ECB Sintra forum puts AI and growth at centre stage
The ECB opens its annual Sintra forum on Monday, with AI, productivity and Europe’s growth gap high on the agenda for central bankers and markets.
The European Central Bank (ECB) opens its annual forum in Sintra on Monday, bringing together top central bankers, economists and academics for three days of debate on how Europe can lift growth, with artificial intelligence (AI) high on the agenda. The gathering comes just weeks after the ECB raised interest rates again and could offer fresh signals on the euro zone policy outlook.
ECB President Christine Lagarde will open the 13th edition of the event, which runs until Wednesday and focuses on innovation, growth and stability. The programme includes academic papers on Europe’s productivity gap with the US, the costs and benefits of regulatory complexity for financial stability, and the economic impact of immigration across OECD countries.

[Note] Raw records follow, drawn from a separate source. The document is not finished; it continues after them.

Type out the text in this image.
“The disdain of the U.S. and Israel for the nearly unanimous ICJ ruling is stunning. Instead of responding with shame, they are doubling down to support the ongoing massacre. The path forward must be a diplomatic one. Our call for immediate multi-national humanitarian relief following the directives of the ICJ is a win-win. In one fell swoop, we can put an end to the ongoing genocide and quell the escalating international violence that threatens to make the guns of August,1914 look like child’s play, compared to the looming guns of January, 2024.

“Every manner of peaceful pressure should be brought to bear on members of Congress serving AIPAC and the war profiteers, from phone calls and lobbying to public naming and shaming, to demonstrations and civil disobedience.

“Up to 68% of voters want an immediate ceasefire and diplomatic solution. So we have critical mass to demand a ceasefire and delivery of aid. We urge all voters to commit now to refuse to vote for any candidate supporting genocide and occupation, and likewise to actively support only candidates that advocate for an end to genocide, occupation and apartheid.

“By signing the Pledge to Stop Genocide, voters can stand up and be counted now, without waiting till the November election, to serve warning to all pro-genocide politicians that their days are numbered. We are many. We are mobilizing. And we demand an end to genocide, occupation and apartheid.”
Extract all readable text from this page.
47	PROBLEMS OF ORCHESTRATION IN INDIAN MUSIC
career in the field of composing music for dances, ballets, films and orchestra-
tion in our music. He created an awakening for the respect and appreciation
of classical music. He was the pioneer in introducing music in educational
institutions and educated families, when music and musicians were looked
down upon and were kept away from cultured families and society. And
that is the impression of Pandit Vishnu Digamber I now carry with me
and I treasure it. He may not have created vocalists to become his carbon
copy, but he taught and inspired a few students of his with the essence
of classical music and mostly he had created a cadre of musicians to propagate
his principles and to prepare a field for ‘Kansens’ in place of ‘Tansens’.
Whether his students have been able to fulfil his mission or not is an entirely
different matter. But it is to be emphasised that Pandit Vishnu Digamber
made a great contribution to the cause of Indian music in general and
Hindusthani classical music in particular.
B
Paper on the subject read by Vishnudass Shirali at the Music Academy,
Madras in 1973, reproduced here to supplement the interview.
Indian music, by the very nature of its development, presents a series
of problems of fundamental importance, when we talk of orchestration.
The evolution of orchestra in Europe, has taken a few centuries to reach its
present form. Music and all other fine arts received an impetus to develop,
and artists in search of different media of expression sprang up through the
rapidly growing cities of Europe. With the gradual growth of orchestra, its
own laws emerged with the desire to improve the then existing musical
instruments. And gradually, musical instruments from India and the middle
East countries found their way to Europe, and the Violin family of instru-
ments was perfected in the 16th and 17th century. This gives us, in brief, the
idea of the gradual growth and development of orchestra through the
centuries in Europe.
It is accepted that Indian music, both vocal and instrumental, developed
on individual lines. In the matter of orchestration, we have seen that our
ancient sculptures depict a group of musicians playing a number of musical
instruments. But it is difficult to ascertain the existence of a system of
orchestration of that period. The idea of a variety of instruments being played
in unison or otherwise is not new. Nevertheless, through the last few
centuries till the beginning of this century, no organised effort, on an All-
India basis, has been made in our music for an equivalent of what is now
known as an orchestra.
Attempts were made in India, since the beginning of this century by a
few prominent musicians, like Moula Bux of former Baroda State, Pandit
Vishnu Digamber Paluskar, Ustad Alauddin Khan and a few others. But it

One paper by Bart Van Ark argues that more than 80% of the productivity growth gap between the euro zone and the US reflects weaker performance within European industries rather than differences in economic structure, with the digital sector accounting for more than a third of the gap. Another study says post-crisis regulation has become more effective because it is more complex, while warning that complexity without sufficient rigour can hurt banks without improving financial stability.
AI will run through much of this year’s forum, including a panel with officials from the IMF, Bank of England and Apollo Global Management, as well as a discussion between OpenAI chief economist Aaron Chatterji and ECB Executive Board member Philip Lane. The final day will also cover Europe’s place in global trade and tokenisation.
The most closely watched event is likely to be the policy panel with Lagarde, Bank of England Governor Andrew Bailey, Bank of Canada Governor Tiff Macklem and Federal Reserve Chair Kevin Warsh. It will be Warsh’s first appearance at the ECB’s Sintra forum since taking over from Jerome Powell, making his remarks a key focus for markets watching the relationship between the world’s main monetary blocs.